For all the accolades that King received, his definition of patience - a general manager must bide his time before pulling the trigger on a blockbuster trade - didn't pay off. The Sixers won one playoff game with Webber before buying out the rest of his contract, and over King's 31/2 years as the Brooklyn Nets GM, he has maintained a similar approach with similar results.
He dealt two players and two first-round draft picks to the Utah Jazz for point guard Deron Williams in 2011, and after the Nets won 49 games but lost in the playoffs' first round last season, he persuaded Boston Celtics GM Danny Ainge to part with Paul Pierce, Kevin Garnett, and Jason Terry. Those three aging stars cost King five players and three first-round picks, but the trade was a thunderbolt - a testament to King's mission to turn the Nets into immediate championship contenders.
So far, though, the aftermath has been familiar. The Nets are 9-16 ahead of Friday night and their first visit to the Wells Fargo Center this season. They're just 21/2 games in front of the last-place Sixers (7-19), and even with a rookie head coach in Jason Kidd, they've struggled in a way that would have once been unthinkable, given the expectations that the trade created.
"It was very bold," said former Knicks and Rockets coach Jeff Van Gundy, who analyzes the NBA for ABC and ESPN. "In a league where boldness is not a trait for everybody in management, I thought it led to a lot of discussion. You get judged by the results, and it's too early to tell where it's going to go."
Under Sam Hinkie, the Sixers have put a different kind of patience into practice. They are slogging through this season with a ragtag roster in the name of better draft picks and better days to come, and their fans appear willing to slog with them. It's a luxury that King, who through a Nets spokesman declined to be interviewed, may not believe he has.
The Nets have an attention-seeking owner in Russian billionaire Mikhail Prokhorov and are in direct competition with the Knicks for eyes and ears in the nation's biggest media market. Teams that have pretty good seasons but bow out of the playoffs early don't sell in New York. Star power does. Star power matters.

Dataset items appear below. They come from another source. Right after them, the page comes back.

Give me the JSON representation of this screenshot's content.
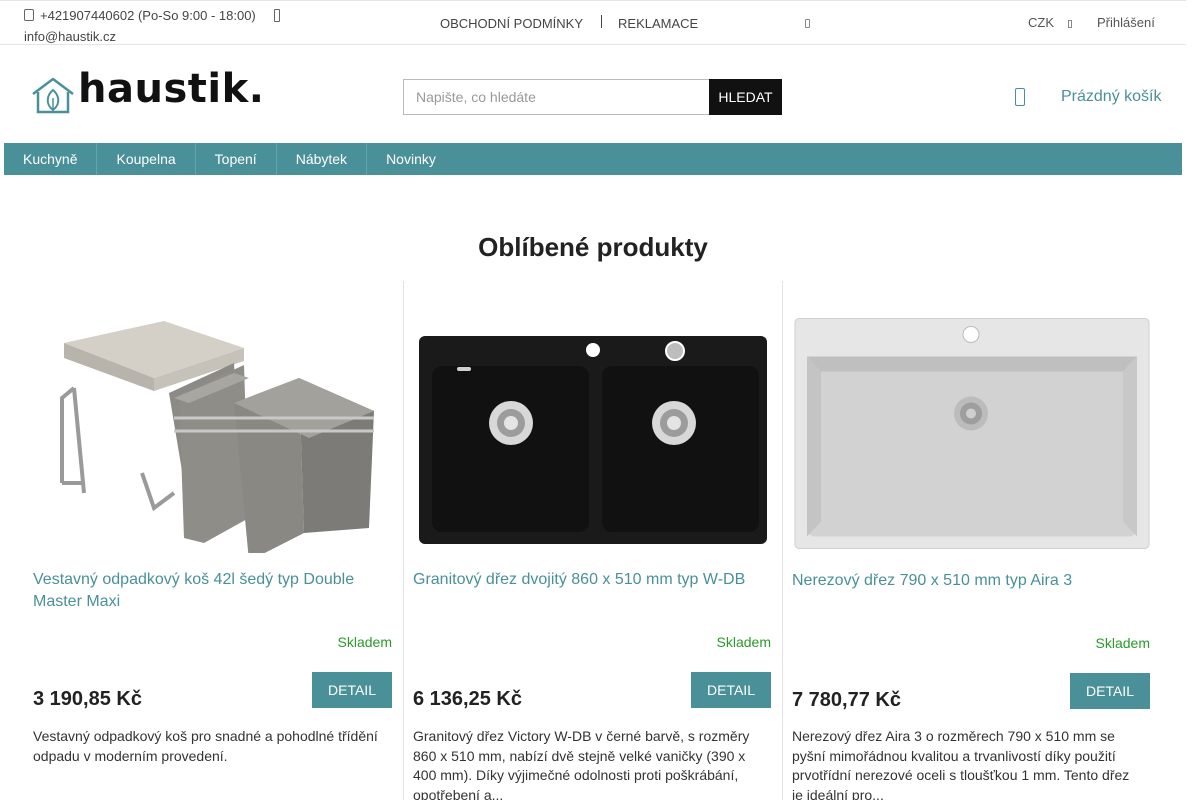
{
  "topbar": {
    "phone": "+421907440602 (Po-So 9:00 - 18:00)",
    "email": "info@haustik.cz",
    "links": [
      "OBCHODNÍ PODMÍNKY",
      "REKLAMACE"
    ],
    "currency": "CZK",
    "login": "Přihlášení"
  },
  "header": {
    "logo_text": "haustik.",
    "search_placeholder": "Napište, co hledáte",
    "search_button": "HLEDAT",
    "cart_label": "Prázdný košík"
  },
  "nav": {
    "items": [
      "Kuchyně",
      "Koupelna",
      "Topení",
      "Nábytek",
      "Novinky"
    ]
  },
  "section": {
    "title": "Oblíbené produkty"
  },
  "products": [
    {
      "name": "Vestavný odpadkový koš 42l šedý typ Double Master Maxi",
      "stock": "Skladem",
      "price": "3 190,85 Kč",
      "button": "DETAIL",
      "description": "Vestavný odpadkový koš pro snadné a pohodlné třídění odpadu v moderním provedení."
    },
    {
      "name": "Granitový dřez dvojitý 860 x 510 mm typ W-DB",
      "stock": "Skladem",
      "price": "6 136,25 Kč",
      "button": "DETAIL",
      "description": "Granitový dřez Victory W-DB v černé barvě, s rozměry 860 x 510 mm, nabízí dvě stejně velké vaničky (390 x 400 mm). Díky výjimečné odolnosti proti poškrábání, opotřebení a..."
    },
    {
      "name": "Nerezový dřez 790 x 510 mm typ Aira 3",
      "stock": "Skladem",
      "price": "7 780,77 Kč",
      "button": "DETAIL",
      "description": "Nerezový dřez Aira 3 o rozměrech 790 x 510 mm se pyšní mimořádnou kvalitou a trvanlivostí díky použití prvotřídní nerezové oceli s tloušťkou 1 mm. Tento dřez je ideální pro..."
    }
  ],
  "colors": {
    "accent": "#4a9099",
    "stock": "#2a9a2a",
    "search_button": "#111111"
  }
}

"It should matter zero," Van Gundy said. "The only thing that should matter in those jobs at any level in any sport is, can you pick the right players, and can you pick the right coach, and can you do it within a budget that your owner sets? Everything else is a nothing, because if you win, that's the best marketing you could ever have."
In 2001, with Pat Croce as their president, King as their GM, and Larry Brown as their head coach, the Sixers proved as much. They won 42 of their first 56 games. They owned the town, and Croce couldn't believe it when King called him one day and said that he and Brown were desperate to pry center Dikembe Mutombo from the Atlanta Hawks. The Sixers had the league's best record, and still King was telling Croce that the team needed Mutombo's size and shot-blocking skills to make a deep playoff run.
"You know what? That was . . . bold," Croce said in a phone interview. "That was a seriously bold move."
The Sixers did reach the NBA Finals, but the franchise hasn't approached those heights since. Neither has King. The Nets were 56 games under .500 during his first two seasons with the team, so he did what he's always done. He started making those big bold moves: a rookie head coach, three old superstars, an offseason of upheaval. That was Billy King being patient again, and for his sake, the resurrection that never happened for the Sixers had better happen in Brooklyn, and fast.